I venture to guess more Greg Smiths and John Servins will be coming out to the public. In this year of 2012, the Wall Street business model is in a deep transition of purpose. What is the purpose of Wall Street to an increasingly resentful American society? What place does the financial industry hold in a global economy that has been devastated by it? Is there anything "good" about an industry that tacitly accepts "ripping the face off clients" as standard operating procedure?

The truth about Goldman Sachs is exactly what Greg Smith said. They used to be a great firm based on integrity, fair dealing and teamwork. That was before they went public in 1999. In those days, they were a client of my search firm and a pleasure to work with. Gradually, however, from 2000 on the firm changed its stripes. By 2004, it was a completely different place with completely different management. As one former partner put it, "The good guys got pushed out and the bad guys got pushed up." Those that operated with integrity in the fixed income division began leaving the firm in droves. "Rip your face off" became the Goldman motto. Clients complained about their double dealing yet because of their market distribution returned again.

Yet this model is not specific to Goldman. In order the stay competitive, every top firm in the industry operates this way.

Goldman just does it better. My partner suggested to the CEO of a small investment bank that he create a market niche by treating his clients well: "You make money and they make money. It's a win-win." The client howled with laughter. It was the funniest thing he had ever heard: "Oh sure, that would be great. There is only one problem: If we don't rip their face off, they will try to rip ours off first."

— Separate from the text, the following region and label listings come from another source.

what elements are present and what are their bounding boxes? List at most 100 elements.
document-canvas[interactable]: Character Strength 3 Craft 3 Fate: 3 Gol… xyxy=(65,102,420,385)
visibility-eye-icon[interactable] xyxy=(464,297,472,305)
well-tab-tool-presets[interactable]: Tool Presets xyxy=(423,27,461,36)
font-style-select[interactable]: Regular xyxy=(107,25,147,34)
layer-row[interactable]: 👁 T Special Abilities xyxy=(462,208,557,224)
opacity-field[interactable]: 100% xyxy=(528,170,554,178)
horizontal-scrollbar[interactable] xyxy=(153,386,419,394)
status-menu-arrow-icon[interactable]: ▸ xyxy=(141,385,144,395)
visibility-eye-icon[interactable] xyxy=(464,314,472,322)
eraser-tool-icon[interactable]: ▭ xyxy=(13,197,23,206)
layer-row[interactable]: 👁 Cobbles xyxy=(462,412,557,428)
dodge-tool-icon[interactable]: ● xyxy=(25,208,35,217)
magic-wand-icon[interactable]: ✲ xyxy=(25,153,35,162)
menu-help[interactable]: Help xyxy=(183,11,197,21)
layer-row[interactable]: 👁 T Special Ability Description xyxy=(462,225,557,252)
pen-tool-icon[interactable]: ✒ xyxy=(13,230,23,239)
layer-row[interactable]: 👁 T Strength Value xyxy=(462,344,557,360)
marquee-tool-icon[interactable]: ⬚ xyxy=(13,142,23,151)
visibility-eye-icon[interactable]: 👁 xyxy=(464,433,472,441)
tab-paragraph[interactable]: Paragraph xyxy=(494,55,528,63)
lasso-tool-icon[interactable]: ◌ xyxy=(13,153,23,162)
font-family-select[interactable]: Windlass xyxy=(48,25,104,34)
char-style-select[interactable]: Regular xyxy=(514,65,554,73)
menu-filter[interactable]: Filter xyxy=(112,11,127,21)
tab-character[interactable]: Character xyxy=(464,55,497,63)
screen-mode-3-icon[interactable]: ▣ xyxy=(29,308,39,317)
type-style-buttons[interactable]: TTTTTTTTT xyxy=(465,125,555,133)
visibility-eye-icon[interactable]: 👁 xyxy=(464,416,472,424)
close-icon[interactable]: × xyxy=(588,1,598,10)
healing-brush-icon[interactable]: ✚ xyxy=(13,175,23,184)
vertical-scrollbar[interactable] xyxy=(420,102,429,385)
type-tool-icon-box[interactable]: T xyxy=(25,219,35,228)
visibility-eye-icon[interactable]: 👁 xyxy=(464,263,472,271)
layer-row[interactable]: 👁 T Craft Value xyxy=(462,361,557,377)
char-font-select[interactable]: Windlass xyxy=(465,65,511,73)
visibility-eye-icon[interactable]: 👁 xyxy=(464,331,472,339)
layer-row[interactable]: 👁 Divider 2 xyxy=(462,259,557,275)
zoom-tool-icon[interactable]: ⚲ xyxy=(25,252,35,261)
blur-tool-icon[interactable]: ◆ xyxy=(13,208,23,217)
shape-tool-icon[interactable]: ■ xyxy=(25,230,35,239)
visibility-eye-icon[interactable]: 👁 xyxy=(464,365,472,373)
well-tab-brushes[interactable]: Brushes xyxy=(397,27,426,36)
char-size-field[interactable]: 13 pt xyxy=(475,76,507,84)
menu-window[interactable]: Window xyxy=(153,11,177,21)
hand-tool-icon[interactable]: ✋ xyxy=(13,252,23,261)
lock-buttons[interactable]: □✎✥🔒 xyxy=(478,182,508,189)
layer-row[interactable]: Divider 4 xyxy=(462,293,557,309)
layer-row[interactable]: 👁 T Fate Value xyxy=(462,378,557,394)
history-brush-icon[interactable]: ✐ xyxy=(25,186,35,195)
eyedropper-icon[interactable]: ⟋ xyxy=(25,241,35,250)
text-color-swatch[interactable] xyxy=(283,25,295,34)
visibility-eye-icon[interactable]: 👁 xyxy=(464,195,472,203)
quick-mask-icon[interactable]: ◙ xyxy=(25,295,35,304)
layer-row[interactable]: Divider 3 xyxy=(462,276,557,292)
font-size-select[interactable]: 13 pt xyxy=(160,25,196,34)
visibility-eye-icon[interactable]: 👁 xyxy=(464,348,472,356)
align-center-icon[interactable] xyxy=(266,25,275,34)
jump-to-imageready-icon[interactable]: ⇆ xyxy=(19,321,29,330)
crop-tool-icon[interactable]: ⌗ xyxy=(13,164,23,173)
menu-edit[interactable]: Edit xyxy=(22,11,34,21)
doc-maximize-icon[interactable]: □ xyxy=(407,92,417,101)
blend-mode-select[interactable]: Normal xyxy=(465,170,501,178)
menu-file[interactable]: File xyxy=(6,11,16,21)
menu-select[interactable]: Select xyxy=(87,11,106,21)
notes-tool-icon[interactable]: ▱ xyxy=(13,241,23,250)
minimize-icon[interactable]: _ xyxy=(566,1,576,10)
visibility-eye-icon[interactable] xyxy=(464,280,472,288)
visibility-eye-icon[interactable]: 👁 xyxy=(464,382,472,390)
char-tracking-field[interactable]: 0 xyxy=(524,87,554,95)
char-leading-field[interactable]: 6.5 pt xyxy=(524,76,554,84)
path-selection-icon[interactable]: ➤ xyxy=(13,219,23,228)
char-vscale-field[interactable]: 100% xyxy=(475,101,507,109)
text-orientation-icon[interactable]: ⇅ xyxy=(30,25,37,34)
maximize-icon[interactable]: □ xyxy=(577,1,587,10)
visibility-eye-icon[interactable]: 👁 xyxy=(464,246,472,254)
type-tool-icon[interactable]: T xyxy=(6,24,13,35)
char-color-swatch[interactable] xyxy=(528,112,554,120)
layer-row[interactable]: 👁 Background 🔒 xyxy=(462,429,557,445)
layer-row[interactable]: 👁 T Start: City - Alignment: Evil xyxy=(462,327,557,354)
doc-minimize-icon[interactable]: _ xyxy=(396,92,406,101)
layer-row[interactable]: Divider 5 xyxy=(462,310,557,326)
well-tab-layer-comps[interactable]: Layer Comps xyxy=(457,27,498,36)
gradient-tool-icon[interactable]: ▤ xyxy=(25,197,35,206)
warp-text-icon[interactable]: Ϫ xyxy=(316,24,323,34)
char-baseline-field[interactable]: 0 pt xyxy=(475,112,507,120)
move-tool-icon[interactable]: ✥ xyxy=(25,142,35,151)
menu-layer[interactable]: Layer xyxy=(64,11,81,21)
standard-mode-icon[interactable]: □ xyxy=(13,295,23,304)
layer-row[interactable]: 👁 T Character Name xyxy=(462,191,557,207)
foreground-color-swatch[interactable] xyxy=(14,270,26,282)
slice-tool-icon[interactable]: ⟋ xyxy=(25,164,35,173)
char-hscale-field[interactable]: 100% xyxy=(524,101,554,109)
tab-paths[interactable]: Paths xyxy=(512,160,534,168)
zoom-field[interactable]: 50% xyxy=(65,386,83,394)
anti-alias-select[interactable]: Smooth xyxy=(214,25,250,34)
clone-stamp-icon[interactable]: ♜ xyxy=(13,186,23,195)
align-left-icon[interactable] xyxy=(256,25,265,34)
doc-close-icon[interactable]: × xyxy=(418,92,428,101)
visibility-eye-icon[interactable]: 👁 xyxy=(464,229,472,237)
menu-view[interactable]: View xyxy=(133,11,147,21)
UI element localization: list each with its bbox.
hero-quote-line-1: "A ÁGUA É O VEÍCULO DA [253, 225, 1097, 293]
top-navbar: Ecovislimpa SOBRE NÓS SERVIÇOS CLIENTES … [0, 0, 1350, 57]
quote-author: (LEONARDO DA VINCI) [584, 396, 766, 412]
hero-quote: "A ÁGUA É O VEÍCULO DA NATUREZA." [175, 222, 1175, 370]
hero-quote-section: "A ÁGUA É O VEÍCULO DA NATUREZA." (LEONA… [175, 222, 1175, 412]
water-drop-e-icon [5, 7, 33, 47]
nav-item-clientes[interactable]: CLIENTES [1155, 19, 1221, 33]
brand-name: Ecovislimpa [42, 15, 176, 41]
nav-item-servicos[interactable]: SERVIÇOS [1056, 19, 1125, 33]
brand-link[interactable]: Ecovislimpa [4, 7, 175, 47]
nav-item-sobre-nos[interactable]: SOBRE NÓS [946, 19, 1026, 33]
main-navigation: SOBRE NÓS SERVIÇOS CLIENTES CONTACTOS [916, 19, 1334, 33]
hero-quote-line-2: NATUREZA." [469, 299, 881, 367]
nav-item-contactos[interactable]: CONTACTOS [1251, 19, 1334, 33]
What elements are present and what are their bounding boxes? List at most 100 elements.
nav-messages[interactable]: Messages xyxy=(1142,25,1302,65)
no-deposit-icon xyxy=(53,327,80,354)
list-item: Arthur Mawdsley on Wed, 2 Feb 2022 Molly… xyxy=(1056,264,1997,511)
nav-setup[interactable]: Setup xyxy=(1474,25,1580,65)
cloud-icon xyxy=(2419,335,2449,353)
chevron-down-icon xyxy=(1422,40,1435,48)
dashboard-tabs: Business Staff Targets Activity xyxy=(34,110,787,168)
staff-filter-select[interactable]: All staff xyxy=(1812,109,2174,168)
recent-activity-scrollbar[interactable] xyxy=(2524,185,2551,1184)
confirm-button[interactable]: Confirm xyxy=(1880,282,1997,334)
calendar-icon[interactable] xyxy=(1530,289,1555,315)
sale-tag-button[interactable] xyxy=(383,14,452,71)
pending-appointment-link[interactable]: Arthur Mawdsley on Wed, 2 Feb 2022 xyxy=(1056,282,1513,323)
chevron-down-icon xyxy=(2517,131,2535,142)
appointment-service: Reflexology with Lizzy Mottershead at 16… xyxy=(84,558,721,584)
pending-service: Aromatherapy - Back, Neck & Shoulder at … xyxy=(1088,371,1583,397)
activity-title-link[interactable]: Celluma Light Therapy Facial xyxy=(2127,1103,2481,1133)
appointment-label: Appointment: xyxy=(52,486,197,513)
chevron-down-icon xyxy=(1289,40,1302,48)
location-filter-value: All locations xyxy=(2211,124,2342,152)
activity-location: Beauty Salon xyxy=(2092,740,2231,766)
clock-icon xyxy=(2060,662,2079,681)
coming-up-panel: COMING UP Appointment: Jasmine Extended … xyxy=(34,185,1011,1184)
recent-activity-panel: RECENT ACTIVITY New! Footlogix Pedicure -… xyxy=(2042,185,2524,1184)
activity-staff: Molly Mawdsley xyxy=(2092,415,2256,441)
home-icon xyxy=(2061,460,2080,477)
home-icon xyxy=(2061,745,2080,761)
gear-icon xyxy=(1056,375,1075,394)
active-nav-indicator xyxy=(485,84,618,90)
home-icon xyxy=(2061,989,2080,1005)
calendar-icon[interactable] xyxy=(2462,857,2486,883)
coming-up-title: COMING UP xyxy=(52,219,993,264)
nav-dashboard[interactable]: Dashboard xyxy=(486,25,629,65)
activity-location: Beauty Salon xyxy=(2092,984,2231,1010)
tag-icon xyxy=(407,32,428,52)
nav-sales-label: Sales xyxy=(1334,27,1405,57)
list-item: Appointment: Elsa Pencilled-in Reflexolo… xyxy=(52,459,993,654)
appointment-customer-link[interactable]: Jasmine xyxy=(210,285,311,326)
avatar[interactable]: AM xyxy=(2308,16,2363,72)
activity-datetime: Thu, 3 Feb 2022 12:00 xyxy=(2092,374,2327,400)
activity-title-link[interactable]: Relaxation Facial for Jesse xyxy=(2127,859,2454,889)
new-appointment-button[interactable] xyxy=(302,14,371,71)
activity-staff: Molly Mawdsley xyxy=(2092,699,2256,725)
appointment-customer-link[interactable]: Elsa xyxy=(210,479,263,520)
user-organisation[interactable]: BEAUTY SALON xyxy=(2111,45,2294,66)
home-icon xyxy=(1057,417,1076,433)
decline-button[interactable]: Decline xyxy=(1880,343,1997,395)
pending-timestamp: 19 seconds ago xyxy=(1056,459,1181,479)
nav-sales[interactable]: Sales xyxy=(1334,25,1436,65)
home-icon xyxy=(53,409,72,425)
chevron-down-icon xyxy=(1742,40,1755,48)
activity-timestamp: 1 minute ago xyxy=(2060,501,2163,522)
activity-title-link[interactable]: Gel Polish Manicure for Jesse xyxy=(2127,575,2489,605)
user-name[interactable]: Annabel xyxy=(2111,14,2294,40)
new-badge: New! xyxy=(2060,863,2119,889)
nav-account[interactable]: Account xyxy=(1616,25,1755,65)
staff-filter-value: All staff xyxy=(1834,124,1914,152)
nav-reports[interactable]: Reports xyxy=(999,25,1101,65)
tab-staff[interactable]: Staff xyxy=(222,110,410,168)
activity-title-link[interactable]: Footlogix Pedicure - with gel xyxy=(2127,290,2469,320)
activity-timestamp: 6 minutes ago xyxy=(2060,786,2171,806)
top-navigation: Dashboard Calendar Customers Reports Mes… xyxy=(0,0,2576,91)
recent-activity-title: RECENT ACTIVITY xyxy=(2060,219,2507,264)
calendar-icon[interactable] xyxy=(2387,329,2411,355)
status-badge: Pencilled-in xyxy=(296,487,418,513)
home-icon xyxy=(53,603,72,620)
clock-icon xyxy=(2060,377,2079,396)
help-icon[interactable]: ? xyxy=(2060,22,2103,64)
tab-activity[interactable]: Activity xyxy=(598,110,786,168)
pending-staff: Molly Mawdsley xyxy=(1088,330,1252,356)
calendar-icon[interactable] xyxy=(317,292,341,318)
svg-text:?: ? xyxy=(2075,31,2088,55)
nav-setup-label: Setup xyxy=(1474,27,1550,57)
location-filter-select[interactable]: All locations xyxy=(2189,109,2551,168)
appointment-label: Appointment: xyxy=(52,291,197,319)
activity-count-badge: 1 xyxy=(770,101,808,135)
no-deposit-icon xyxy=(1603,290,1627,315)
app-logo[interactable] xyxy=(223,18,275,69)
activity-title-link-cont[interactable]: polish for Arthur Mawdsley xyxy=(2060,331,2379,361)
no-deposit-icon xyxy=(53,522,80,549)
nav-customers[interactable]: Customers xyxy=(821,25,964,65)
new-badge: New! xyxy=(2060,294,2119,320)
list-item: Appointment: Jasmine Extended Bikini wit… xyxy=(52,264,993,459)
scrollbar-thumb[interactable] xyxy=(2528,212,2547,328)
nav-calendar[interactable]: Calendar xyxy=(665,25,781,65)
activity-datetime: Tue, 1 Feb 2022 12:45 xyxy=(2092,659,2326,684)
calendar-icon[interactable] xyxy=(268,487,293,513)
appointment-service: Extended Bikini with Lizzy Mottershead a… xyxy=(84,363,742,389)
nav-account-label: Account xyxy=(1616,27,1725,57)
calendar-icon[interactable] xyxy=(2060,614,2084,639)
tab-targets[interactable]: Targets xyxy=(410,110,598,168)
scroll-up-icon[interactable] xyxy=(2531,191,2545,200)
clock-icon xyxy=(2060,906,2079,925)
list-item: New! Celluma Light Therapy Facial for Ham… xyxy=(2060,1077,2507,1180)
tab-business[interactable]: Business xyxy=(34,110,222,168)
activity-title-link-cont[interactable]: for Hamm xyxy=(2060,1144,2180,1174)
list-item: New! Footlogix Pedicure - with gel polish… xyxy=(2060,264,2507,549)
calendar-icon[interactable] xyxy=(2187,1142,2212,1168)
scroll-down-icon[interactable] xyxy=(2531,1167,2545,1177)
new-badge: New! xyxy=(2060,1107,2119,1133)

That is just how the game is played with the Big Boys. These guys think the rest of us are Pollyanna and don't get the joke. But in the wake of the greatest financial crisis of our history, the American public is saying to an arrogant and vulnerable Wall Street: You don't get the joke. You don't call the shots anymore. The "Little People" are replacing the Big Boys by sheer numbers and finally making their voices heard.

So kudos to Greg Smith for breaking ranks and standing up for integrity in finance. It took an amazing amount of courage for Smith to take this step and will take an extraordinary amount of fortitude to weather the attacks that will come from an angry industry. Yet I happen to know, there are many silent Greg Smiths behind the scenes who feel similarly and only need a way to incorporate integrity back into the model.

Greg Smith is an anomaly on Wall Street... a man among the ranks who couldn't be bought. To those clamoring to have Greg's seat, he is viewed as "crazy." To senior management, he is viewed as a "traitor." To colleagues, he is alternately viewed as a "hypocrite" or sarcastically "naïve" -- Wall Street parlance for "sucker."

But in the every increasing moral divide between Wall Street and Main Street, the American Public views him as a hero: one of the few in the seductive world of high finance that couldn't be corrupted.

Monika Mitchell is an expert on Wall Street ethics and the co-author with Peter Ressler of the recently released, "Conversations with Wall Street." She was recently named one of the "Top 100 Thought Leaders in Trustworthy Business in America.